Understanding the U.S. decline in prime-age women’s participation is therefore an urgent concern. In this economic analysis, we seek to learn from a labor market that has been on an entirely different trajectory from that of the United States, and a country that has made women’s labor force participation a top macroeconomic priority. After lagging behind U.S. women for more than forty years, Japanese prime-age women have now caught up and exceeded the U.S. rate of labor force participation (defined as the fraction of the population either working or searching for work). In 2000, Japan’s prime-age female labor force participation rate was just 66.5 percent, below the OECD average and a full 10 percentage points below the U.S. level. Since that time, the U.S. rate trended down to 74.3 percent in 2016 while the Japanese rate has risen to 76.3 percent.

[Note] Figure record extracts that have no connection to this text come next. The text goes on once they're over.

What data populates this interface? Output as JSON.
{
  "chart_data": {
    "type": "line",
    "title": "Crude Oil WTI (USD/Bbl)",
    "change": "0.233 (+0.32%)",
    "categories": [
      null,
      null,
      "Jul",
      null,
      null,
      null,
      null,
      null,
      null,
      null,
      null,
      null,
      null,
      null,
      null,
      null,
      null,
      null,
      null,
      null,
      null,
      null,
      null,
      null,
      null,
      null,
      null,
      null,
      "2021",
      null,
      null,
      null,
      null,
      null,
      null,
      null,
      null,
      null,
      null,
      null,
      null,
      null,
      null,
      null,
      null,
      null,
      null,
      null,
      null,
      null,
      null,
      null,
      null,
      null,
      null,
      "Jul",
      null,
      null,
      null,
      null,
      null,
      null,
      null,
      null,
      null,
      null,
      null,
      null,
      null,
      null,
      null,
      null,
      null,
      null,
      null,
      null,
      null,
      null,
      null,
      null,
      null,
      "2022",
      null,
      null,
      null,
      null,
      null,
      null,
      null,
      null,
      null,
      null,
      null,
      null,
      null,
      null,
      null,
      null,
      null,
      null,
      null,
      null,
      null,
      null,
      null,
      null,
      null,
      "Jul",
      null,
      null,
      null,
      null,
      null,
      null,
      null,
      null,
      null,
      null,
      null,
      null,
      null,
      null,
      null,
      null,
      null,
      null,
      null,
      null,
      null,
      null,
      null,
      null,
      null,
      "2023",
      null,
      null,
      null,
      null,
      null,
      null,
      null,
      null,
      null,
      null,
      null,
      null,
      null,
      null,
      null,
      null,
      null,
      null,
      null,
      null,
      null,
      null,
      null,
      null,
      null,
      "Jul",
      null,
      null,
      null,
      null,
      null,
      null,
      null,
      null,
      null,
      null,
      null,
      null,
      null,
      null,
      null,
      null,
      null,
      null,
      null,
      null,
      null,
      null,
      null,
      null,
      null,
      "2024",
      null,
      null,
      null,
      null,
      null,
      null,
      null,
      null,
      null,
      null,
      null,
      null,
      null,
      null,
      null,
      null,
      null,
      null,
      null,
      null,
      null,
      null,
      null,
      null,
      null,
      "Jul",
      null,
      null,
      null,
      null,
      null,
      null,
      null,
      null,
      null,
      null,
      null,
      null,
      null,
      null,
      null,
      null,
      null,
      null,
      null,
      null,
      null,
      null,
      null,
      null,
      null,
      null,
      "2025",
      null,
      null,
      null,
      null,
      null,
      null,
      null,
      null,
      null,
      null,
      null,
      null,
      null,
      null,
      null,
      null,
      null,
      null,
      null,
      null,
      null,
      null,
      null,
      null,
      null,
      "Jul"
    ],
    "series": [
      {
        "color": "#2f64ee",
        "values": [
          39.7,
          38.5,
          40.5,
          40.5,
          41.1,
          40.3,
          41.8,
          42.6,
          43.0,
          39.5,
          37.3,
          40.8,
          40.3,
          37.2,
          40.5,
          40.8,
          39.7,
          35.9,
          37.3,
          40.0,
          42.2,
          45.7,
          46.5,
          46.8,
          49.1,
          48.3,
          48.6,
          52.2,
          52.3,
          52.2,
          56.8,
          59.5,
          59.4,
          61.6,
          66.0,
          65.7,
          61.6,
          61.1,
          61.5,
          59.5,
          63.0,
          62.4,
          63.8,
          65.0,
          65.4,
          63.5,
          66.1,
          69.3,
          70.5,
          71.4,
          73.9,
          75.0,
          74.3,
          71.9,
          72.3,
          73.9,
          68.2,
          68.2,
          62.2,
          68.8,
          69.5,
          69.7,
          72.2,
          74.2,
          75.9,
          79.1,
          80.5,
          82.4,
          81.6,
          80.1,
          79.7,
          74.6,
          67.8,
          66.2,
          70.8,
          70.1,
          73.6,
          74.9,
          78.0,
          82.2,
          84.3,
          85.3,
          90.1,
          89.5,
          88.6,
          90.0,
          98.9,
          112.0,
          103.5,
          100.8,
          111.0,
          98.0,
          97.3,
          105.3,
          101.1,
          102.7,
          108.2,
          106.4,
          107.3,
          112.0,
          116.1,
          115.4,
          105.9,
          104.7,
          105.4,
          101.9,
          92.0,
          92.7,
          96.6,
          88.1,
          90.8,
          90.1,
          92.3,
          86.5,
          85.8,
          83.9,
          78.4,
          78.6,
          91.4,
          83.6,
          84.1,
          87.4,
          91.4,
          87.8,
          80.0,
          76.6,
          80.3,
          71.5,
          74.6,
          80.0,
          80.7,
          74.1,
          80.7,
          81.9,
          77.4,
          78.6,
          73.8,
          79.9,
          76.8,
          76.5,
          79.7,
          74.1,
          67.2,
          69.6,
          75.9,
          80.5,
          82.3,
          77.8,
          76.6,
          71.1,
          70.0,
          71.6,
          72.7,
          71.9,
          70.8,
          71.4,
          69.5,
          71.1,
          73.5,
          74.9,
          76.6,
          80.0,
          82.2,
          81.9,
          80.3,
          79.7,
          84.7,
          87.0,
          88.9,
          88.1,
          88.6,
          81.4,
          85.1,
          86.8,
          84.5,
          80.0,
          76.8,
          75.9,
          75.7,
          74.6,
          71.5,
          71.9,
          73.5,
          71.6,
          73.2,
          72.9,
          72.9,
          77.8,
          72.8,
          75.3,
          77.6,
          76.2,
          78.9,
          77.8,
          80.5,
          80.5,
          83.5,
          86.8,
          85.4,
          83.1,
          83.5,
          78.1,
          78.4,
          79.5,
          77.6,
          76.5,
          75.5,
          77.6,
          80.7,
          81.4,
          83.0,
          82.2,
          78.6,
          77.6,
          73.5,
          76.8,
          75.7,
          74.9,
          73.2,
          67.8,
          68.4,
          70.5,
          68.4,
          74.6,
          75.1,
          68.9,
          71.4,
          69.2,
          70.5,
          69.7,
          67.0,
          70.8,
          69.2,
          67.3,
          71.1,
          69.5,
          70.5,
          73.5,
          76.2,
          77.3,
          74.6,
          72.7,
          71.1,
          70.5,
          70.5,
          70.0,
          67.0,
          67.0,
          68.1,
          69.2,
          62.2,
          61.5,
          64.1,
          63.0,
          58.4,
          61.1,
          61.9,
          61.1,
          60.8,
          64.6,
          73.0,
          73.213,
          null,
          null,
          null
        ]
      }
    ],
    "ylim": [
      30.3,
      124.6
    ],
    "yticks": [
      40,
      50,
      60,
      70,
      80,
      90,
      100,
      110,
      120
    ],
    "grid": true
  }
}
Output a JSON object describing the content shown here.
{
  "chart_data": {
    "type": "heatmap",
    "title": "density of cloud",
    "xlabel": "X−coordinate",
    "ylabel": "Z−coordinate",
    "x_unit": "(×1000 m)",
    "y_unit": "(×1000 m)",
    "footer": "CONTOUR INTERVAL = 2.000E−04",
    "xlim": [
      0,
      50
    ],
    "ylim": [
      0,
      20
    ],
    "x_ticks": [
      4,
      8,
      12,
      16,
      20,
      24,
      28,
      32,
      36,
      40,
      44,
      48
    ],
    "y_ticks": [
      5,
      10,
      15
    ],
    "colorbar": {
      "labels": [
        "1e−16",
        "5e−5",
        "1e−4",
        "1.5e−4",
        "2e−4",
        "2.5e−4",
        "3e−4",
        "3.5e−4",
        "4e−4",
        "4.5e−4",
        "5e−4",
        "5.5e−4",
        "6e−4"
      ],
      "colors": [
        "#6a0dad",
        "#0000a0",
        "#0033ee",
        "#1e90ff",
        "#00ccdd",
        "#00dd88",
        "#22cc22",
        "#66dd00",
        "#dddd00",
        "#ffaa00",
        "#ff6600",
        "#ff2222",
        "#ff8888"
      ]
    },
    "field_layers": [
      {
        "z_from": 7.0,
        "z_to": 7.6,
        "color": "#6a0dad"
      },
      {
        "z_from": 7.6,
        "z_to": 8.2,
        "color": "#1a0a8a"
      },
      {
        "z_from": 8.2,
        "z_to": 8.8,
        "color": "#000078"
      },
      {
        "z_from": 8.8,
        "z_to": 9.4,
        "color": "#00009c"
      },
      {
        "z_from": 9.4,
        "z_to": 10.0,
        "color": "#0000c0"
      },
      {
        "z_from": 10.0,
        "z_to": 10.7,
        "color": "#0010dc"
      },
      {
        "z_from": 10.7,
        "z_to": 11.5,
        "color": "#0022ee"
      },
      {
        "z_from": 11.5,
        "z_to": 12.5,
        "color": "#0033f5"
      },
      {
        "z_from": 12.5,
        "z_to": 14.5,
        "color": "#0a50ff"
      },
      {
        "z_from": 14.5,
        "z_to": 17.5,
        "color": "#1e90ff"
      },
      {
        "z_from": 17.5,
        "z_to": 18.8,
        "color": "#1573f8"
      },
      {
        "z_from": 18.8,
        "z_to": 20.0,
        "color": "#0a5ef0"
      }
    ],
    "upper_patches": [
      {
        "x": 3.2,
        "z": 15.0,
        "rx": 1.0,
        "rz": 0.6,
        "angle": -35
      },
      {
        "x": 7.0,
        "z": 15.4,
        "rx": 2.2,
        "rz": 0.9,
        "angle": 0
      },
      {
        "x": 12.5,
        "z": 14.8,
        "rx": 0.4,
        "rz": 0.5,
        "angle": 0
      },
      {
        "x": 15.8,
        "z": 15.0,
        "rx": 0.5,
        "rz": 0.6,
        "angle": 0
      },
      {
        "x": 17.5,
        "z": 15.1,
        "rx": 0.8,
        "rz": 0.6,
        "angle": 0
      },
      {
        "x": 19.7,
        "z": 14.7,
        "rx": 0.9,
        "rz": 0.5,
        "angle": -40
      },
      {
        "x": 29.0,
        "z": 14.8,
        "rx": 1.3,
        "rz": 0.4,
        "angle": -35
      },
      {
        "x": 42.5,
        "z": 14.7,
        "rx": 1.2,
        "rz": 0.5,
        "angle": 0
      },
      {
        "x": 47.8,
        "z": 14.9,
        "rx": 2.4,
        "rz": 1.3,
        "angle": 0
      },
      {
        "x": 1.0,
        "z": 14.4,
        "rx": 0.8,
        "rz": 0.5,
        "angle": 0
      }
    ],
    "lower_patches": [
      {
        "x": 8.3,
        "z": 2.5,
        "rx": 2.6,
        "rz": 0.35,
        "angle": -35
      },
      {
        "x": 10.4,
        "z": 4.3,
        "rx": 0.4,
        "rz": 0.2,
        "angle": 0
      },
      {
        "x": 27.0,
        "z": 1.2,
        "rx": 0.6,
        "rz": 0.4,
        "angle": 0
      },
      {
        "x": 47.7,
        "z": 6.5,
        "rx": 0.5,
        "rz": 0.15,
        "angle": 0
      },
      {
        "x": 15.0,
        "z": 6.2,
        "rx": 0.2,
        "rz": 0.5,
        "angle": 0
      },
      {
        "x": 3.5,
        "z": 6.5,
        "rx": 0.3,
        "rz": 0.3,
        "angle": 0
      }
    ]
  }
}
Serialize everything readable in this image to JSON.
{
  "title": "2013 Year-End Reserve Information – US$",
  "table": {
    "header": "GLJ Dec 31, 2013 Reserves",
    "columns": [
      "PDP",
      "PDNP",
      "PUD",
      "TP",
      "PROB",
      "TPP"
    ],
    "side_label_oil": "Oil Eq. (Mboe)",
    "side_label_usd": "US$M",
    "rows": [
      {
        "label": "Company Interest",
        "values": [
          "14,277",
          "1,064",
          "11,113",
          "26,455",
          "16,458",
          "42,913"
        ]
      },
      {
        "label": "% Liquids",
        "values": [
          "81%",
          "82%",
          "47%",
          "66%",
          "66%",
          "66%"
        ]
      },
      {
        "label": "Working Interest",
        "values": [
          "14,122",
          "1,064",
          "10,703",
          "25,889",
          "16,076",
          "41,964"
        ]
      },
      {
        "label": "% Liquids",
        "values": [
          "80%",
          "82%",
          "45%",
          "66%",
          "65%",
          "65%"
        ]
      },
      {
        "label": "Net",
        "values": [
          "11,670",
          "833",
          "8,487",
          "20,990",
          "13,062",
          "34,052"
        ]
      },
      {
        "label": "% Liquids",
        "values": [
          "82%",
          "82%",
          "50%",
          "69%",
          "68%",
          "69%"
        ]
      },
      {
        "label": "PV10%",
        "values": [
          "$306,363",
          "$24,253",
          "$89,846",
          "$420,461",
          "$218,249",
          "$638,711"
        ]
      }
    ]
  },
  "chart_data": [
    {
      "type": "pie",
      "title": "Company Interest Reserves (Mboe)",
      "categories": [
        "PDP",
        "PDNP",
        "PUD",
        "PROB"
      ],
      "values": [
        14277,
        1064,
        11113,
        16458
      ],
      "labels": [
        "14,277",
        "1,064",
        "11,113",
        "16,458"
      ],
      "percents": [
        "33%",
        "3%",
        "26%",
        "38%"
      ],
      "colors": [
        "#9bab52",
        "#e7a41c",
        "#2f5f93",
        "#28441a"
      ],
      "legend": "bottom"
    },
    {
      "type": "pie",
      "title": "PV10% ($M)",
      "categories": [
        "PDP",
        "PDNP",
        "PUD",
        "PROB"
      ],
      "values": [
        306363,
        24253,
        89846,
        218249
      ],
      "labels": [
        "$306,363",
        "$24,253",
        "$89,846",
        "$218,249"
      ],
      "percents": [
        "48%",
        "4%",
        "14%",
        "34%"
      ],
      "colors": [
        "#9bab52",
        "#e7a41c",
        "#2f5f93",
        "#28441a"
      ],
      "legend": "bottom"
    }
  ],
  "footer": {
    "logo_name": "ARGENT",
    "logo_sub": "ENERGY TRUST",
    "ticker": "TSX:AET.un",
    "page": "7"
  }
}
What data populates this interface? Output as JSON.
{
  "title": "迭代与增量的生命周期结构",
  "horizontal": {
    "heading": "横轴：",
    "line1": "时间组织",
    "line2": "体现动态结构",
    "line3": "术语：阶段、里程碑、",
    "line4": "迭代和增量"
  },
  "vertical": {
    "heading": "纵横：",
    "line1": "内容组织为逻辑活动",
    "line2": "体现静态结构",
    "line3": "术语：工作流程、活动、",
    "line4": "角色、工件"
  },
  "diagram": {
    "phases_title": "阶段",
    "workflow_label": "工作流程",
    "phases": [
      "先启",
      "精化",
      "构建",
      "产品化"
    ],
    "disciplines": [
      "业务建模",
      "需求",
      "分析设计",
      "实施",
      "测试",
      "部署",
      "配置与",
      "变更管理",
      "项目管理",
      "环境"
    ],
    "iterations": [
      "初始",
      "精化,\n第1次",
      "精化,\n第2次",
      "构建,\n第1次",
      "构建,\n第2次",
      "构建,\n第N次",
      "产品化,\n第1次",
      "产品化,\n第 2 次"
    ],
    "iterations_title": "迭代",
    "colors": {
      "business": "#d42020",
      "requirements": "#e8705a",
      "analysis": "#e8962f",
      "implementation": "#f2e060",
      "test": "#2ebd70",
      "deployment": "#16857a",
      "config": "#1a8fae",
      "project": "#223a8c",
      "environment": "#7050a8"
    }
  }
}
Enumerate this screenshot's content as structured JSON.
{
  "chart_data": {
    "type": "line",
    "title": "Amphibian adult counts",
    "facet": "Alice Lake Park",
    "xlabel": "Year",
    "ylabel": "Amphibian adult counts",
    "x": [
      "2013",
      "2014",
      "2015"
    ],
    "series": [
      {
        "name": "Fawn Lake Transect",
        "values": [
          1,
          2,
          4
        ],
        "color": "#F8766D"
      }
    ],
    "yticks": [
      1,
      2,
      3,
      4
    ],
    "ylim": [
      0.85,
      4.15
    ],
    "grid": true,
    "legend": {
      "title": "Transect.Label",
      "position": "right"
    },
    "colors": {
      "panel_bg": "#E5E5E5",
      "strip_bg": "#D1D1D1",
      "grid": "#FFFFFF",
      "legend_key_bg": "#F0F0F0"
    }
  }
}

Holding constant the quality of women’s jobs, the economic impact of changes in women’s labor force participation is potentially very large. If U.S. prime-age women had gained as much ground from 2000 to 2016 as their Japanese counterparts, one simple calculation suggests that GDP in the United States would have been around $800 billion (over 4%) higher in 2016 than it actually was, increasing GDP per person by nearly $2,500. To the extent that well-designed policies can remove impediments to women’s labor force participation, they will yield important benefits for the economy as a whole.